Obtaining the connection between work and heat, the so-called mechanical equivalent of heat, was much more than simply finding a number that connects two units. The results of Joule, Mayer, Colding, and others was instrumental in showing that there exists a
universal quantity called energy that can neither be created nor destroyed. It can change from one form to another—e.g., potential to kinetic, work to internal, kinetic to internal, and the like—but its total value does not change.

This understanding propelled the conservation of energy into prominence as one of the most fundamental principles of physics. In fact, a common definition of physics is “the branch of science concerned with the nature and properties of matter and energy.”

After it became clear that work-to-heat processes were consistent with the conservation of energy, the need to understand their
irreversible nature led to the second law of thermodynamics. One way to view this law is that it is impossible to retrieve all the internal energy added by a natural energy spreading process. For example, imagine rubbing your hands together to warm them, and then having that resulting internal energy converted back, spontaneously moving your hands, without any muscular effort on your part! Of course, this would be science fiction. Such UN-spreading of internal energy simply does not occur.

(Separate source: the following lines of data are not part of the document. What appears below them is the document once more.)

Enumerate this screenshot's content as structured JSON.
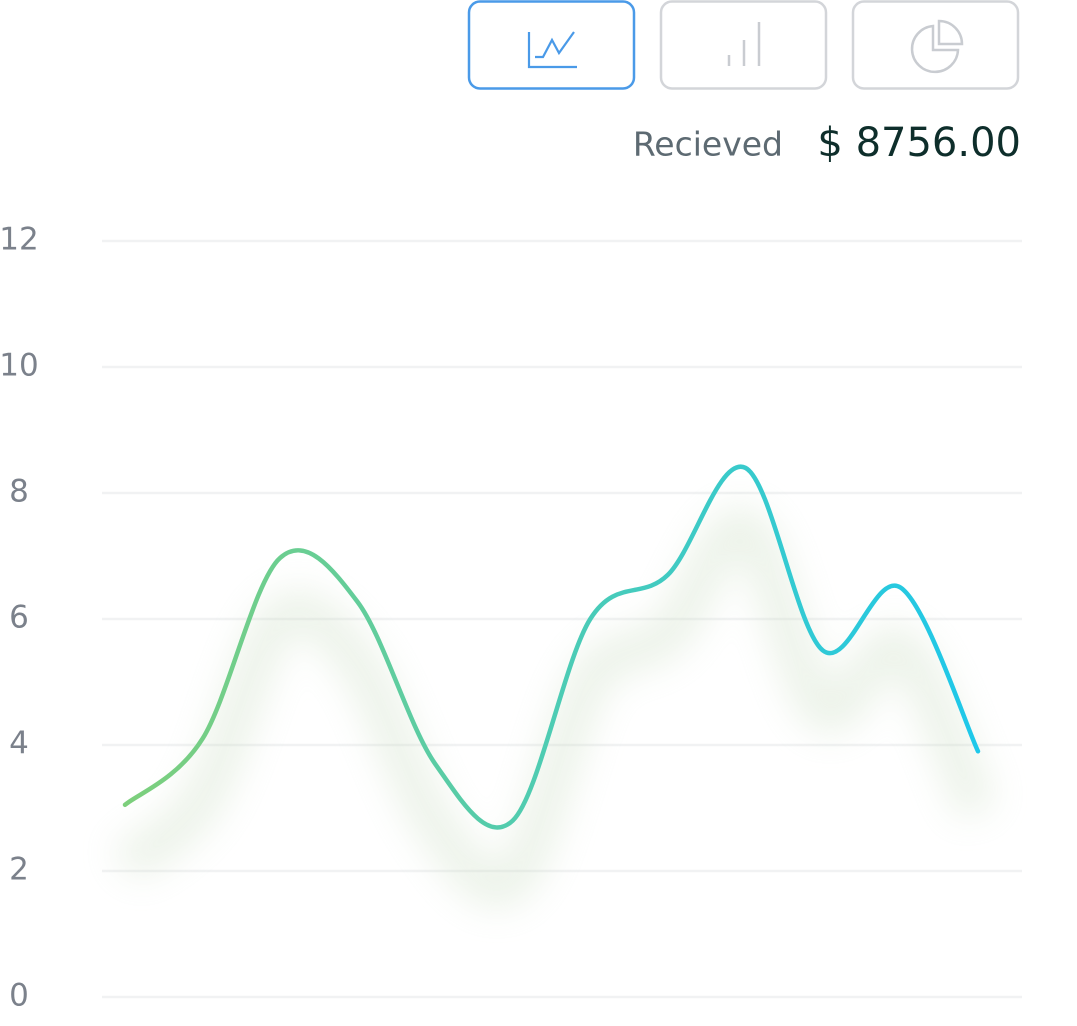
{
  "chart_data": {
    "type": "line",
    "summary_label": "Recieved",
    "amount": "$ 8756.00",
    "categories": [
      null,
      null,
      null,
      null,
      null,
      null,
      null,
      null,
      null,
      null,
      null,
      null
    ],
    "series": [
      {
        "name": null,
        "color": "#7dcf7c",
        "color_end": "#1ec8ea",
        "values": [
          3.05,
          4.1,
          6.97,
          6.27,
          3.7,
          2.8,
          6.0,
          6.7,
          8.4,
          5.5,
          6.5,
          3.9
        ]
      }
    ],
    "ylim": [
      0,
      12
    ],
    "yticks": [
      0,
      2,
      4,
      6,
      8,
      10,
      12
    ],
    "grid": true
  }
}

Appreciation of the mental model of energy spreading, but not UN-spreading, within matter, among something like 10
20 or more molecules provides a basis for understanding irreversibility. This can provide a sense of why real-life thermodynamic processes are irreversible, without a formal study of the second law of thermodynamics. Stay tuned for a future essay on the second law of thermodynamics and its relationship to energy and entropy.

Stacks Image 396
• A Global View: Energy spreading nearly everywhere

The universe contains billions of galaxies, each with billions of stars. Each of these stars radiates electromagnetic radiation in all directions of space. This radiation spreads through all parts of space. In addition, cosmic microwave background radiation (CMBR), remnant energy that originated about 280,000 years after the big-bang origin of the universe, is likely between your eyes and this page. This CMBR impinges earth, and all other parts of the universe, from all directions. This is a great example of the phenomenon of spatial energy spreading and irreversibility.

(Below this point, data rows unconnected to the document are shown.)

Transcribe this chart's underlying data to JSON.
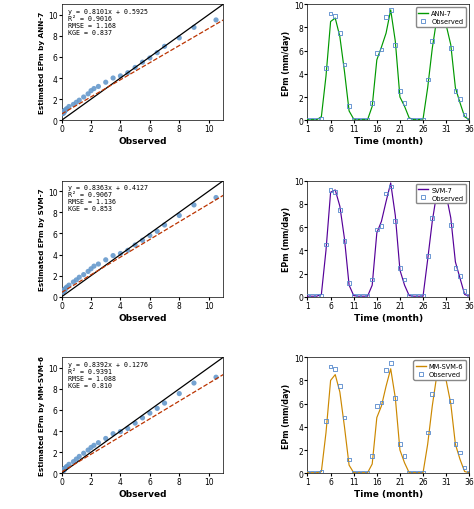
{
  "panels": [
    {
      "model": "ANN-7",
      "color": "#009900",
      "scatter_eq": "y = 0.8101x + 0.5925",
      "r2": "R² = 0.9016",
      "rmse": "RMSE = 1.168",
      "kge": "KGE = 0.837",
      "ylabel_scatter": "Estimated EPm by ANN-7"
    },
    {
      "model": "SVM-7",
      "color": "#550099",
      "scatter_eq": "y = 0.8363x + 0.4127",
      "r2": "R² = 0.9067",
      "rmse": "RMSE = 1.136",
      "kge": "KGE = 0.853",
      "ylabel_scatter": "Estimated EPm by SVM-7"
    },
    {
      "model": "MM-SVM-6",
      "color": "#cc8800",
      "scatter_eq": "y = 0.8392x + 0.1276",
      "r2": "R² = 0.9391",
      "rmse": "RMSE = 1.088",
      "kge": "KGE = 0.810",
      "ylabel_scatter": "Estimated EPm by MM-SVM-6"
    }
  ],
  "obs_ts": [
    0.05,
    0.05,
    0.05,
    0.1,
    4.5,
    9.2,
    9.0,
    7.5,
    4.8,
    1.2,
    0.05,
    0.05,
    0.05,
    0.05,
    1.5,
    5.8,
    6.1,
    8.9,
    9.5,
    6.5,
    2.5,
    1.5,
    0.05,
    0.05,
    0.05,
    0.05,
    3.5,
    6.8,
    9.2,
    9.0,
    8.5,
    6.2,
    2.5,
    1.8,
    0.5,
    0.05
  ],
  "ann7_ts": [
    0.05,
    0.05,
    0.05,
    0.3,
    3.8,
    8.5,
    8.8,
    7.2,
    4.2,
    0.8,
    0.1,
    0.05,
    0.05,
    0.05,
    1.2,
    5.2,
    6.3,
    7.5,
    9.5,
    6.8,
    2.0,
    1.2,
    0.2,
    0.05,
    0.05,
    0.1,
    2.8,
    6.2,
    8.8,
    9.2,
    8.2,
    6.5,
    2.8,
    1.5,
    0.3,
    0.05
  ],
  "svm7_ts": [
    0.05,
    0.05,
    0.05,
    0.2,
    4.0,
    9.0,
    9.2,
    7.8,
    5.0,
    1.0,
    0.1,
    0.05,
    0.05,
    0.05,
    1.0,
    5.5,
    6.5,
    8.2,
    9.8,
    7.0,
    2.3,
    1.0,
    0.1,
    0.05,
    0.05,
    0.05,
    3.2,
    6.5,
    9.0,
    9.3,
    8.8,
    6.8,
    3.0,
    1.6,
    0.2,
    0.05
  ],
  "mmsvm6_ts": [
    0.05,
    0.05,
    0.05,
    0.15,
    3.5,
    8.0,
    8.5,
    7.0,
    4.0,
    0.7,
    0.05,
    0.05,
    0.05,
    0.05,
    0.8,
    4.8,
    5.8,
    7.5,
    9.0,
    6.5,
    2.0,
    0.9,
    0.05,
    0.05,
    0.05,
    0.05,
    2.5,
    5.8,
    8.5,
    8.8,
    8.0,
    6.0,
    2.5,
    1.2,
    0.15,
    0.05
  ],
  "scatter_obs_ann": [
    0.05,
    0.08,
    0.1,
    0.1,
    0.12,
    0.15,
    0.15,
    0.15,
    0.18,
    0.2,
    0.2,
    0.2,
    0.25,
    0.3,
    0.35,
    0.5,
    0.8,
    1.0,
    1.2,
    1.5,
    1.8,
    2.0,
    2.2,
    2.5,
    3.0,
    3.5,
    4.0,
    4.5,
    5.0,
    5.5,
    6.0,
    6.5,
    7.0,
    8.0,
    9.0,
    10.5
  ],
  "scatter_est_ann": [
    0.62,
    0.65,
    0.68,
    0.7,
    0.72,
    0.75,
    0.76,
    0.8,
    0.82,
    0.85,
    0.88,
    0.9,
    0.95,
    1.0,
    1.1,
    1.3,
    1.5,
    1.7,
    1.9,
    2.2,
    2.5,
    2.8,
    3.0,
    3.2,
    3.6,
    4.0,
    4.2,
    4.5,
    5.0,
    5.5,
    5.9,
    6.4,
    7.0,
    7.8,
    8.8,
    9.5
  ],
  "scatter_obs_svm": [
    0.05,
    0.08,
    0.1,
    0.1,
    0.12,
    0.15,
    0.15,
    0.15,
    0.18,
    0.2,
    0.2,
    0.2,
    0.25,
    0.3,
    0.35,
    0.5,
    0.8,
    1.0,
    1.2,
    1.5,
    1.8,
    2.0,
    2.2,
    2.5,
    3.0,
    3.5,
    4.0,
    4.5,
    5.0,
    5.5,
    6.0,
    6.5,
    7.0,
    8.0,
    9.0,
    10.5
  ],
  "scatter_est_svm": [
    0.45,
    0.48,
    0.5,
    0.52,
    0.54,
    0.56,
    0.57,
    0.6,
    0.62,
    0.65,
    0.68,
    0.7,
    0.75,
    0.82,
    0.92,
    1.1,
    1.4,
    1.6,
    1.85,
    2.1,
    2.4,
    2.65,
    2.9,
    3.1,
    3.5,
    3.9,
    4.1,
    4.4,
    4.9,
    5.35,
    5.8,
    6.2,
    6.8,
    7.7,
    8.7,
    9.4
  ],
  "scatter_obs_mm": [
    0.05,
    0.08,
    0.1,
    0.1,
    0.12,
    0.15,
    0.15,
    0.15,
    0.18,
    0.2,
    0.2,
    0.2,
    0.25,
    0.3,
    0.35,
    0.5,
    0.8,
    1.0,
    1.2,
    1.5,
    1.8,
    2.0,
    2.2,
    2.5,
    3.0,
    3.5,
    4.0,
    4.5,
    5.0,
    5.5,
    6.0,
    6.5,
    7.0,
    8.0,
    9.0,
    10.5
  ],
  "scatter_est_mm": [
    0.18,
    0.21,
    0.23,
    0.25,
    0.27,
    0.3,
    0.31,
    0.34,
    0.36,
    0.38,
    0.41,
    0.43,
    0.48,
    0.55,
    0.65,
    0.85,
    1.1,
    1.35,
    1.6,
    1.9,
    2.2,
    2.45,
    2.65,
    2.9,
    3.3,
    3.75,
    3.95,
    4.25,
    4.75,
    5.25,
    5.7,
    6.15,
    6.65,
    7.55,
    8.55,
    9.1
  ],
  "time_months": [
    1,
    2,
    3,
    4,
    5,
    6,
    7,
    8,
    9,
    10,
    11,
    12,
    13,
    14,
    15,
    16,
    17,
    18,
    19,
    20,
    21,
    22,
    23,
    24,
    25,
    26,
    27,
    28,
    29,
    30,
    31,
    32,
    33,
    34,
    35,
    36
  ],
  "xlim_scatter": [
    0,
    11
  ],
  "ylim_scatter": [
    0,
    11
  ],
  "xlim_ts": [
    1,
    36
  ],
  "ylim_ts": [
    0,
    10
  ],
  "xlabel_scatter": "Observed",
  "ylabel_ts": "EPm (mm/day)",
  "xlabel_ts": "Time (month)",
  "xticks_ts": [
    1,
    6,
    11,
    16,
    21,
    26,
    31,
    36
  ],
  "yticks_scatter": [
    0,
    2,
    4,
    6,
    8,
    10
  ],
  "xticks_scatter": [
    0,
    2,
    4,
    6,
    8,
    10
  ],
  "yticks_ts": [
    0,
    2,
    4,
    6,
    8,
    10
  ],
  "scatter_dot_color": "#6699cc",
  "obs_marker_color": "#5588cc"
}
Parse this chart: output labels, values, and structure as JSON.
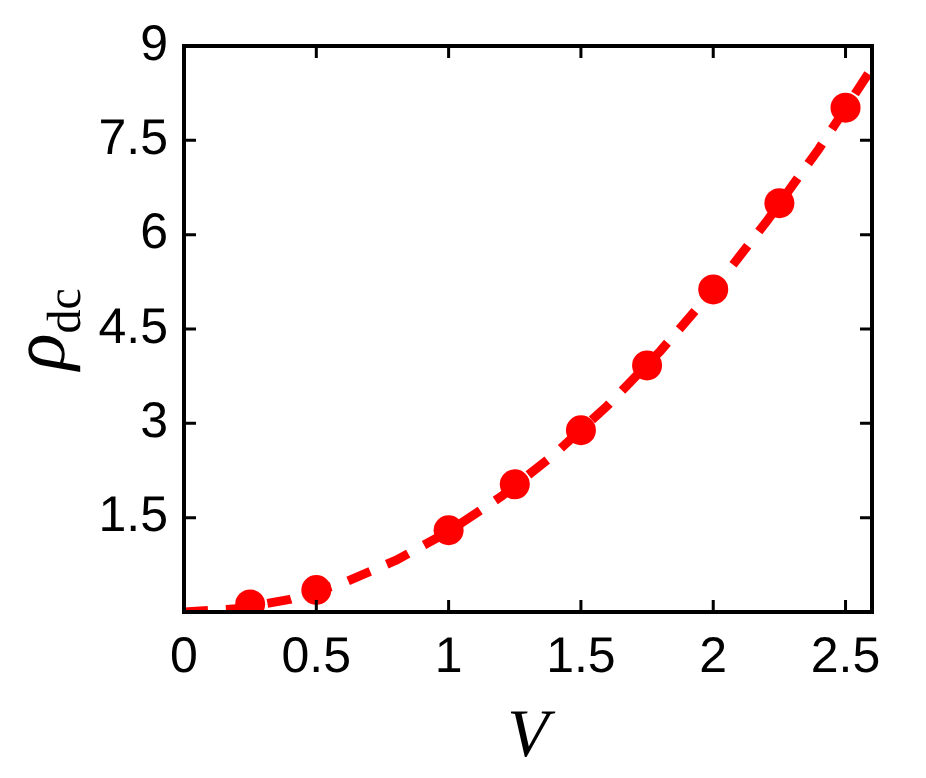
{
  "chart_data": {
    "type": "scatter",
    "xlabel": "V",
    "ylabel": "ρ$_{dc}$",
    "xlim": [
      0,
      2.6
    ],
    "ylim": [
      0,
      9
    ],
    "xticks": [
      0,
      0.5,
      1,
      1.5,
      2,
      2.5
    ],
    "yticks": [
      1.5,
      3,
      4.5,
      6,
      7.5,
      9
    ],
    "grid": false,
    "legend": false,
    "series": [
      {
        "color": "#ff0000",
        "marker": "circle",
        "x": [
          0.25,
          0.5,
          1,
          1.25,
          1.5,
          1.75,
          2,
          2.25,
          2.5
        ],
        "values": [
          0.12,
          0.35,
          1.3,
          2.03,
          2.89,
          3.92,
          5.13,
          6.5,
          8.02
        ]
      },
      {
        "type": "line",
        "color": "#ff0000",
        "marker": "none",
        "line_style": "dashed",
        "x": [
          0,
          0.2,
          0.4,
          0.6,
          0.8,
          1,
          1.2,
          1.4,
          1.6,
          1.8,
          2,
          2.2,
          2.4,
          2.6
        ],
        "values": [
          0,
          0.05,
          0.2,
          0.46,
          0.82,
          1.28,
          1.84,
          2.51,
          3.28,
          4.15,
          5.12,
          6.2,
          7.37,
          8.65
        ]
      }
    ]
  }
}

Hundred of billions of stars in the universe are undergoing irreversible nuclear fusion, releasing gigantic amounts of energy that spreads spatially. Galaxies collide, inducing more energy spreading. Supernova explosions regularly spread large amounts of energy spatially. The phenomenon of energy spreading within stars, nebulae, and the like, is ubiquitous and is the way of the universe. The concept of spatial energy spreading is a powerful tool for interpreting and appreciating the irreversibility of nature.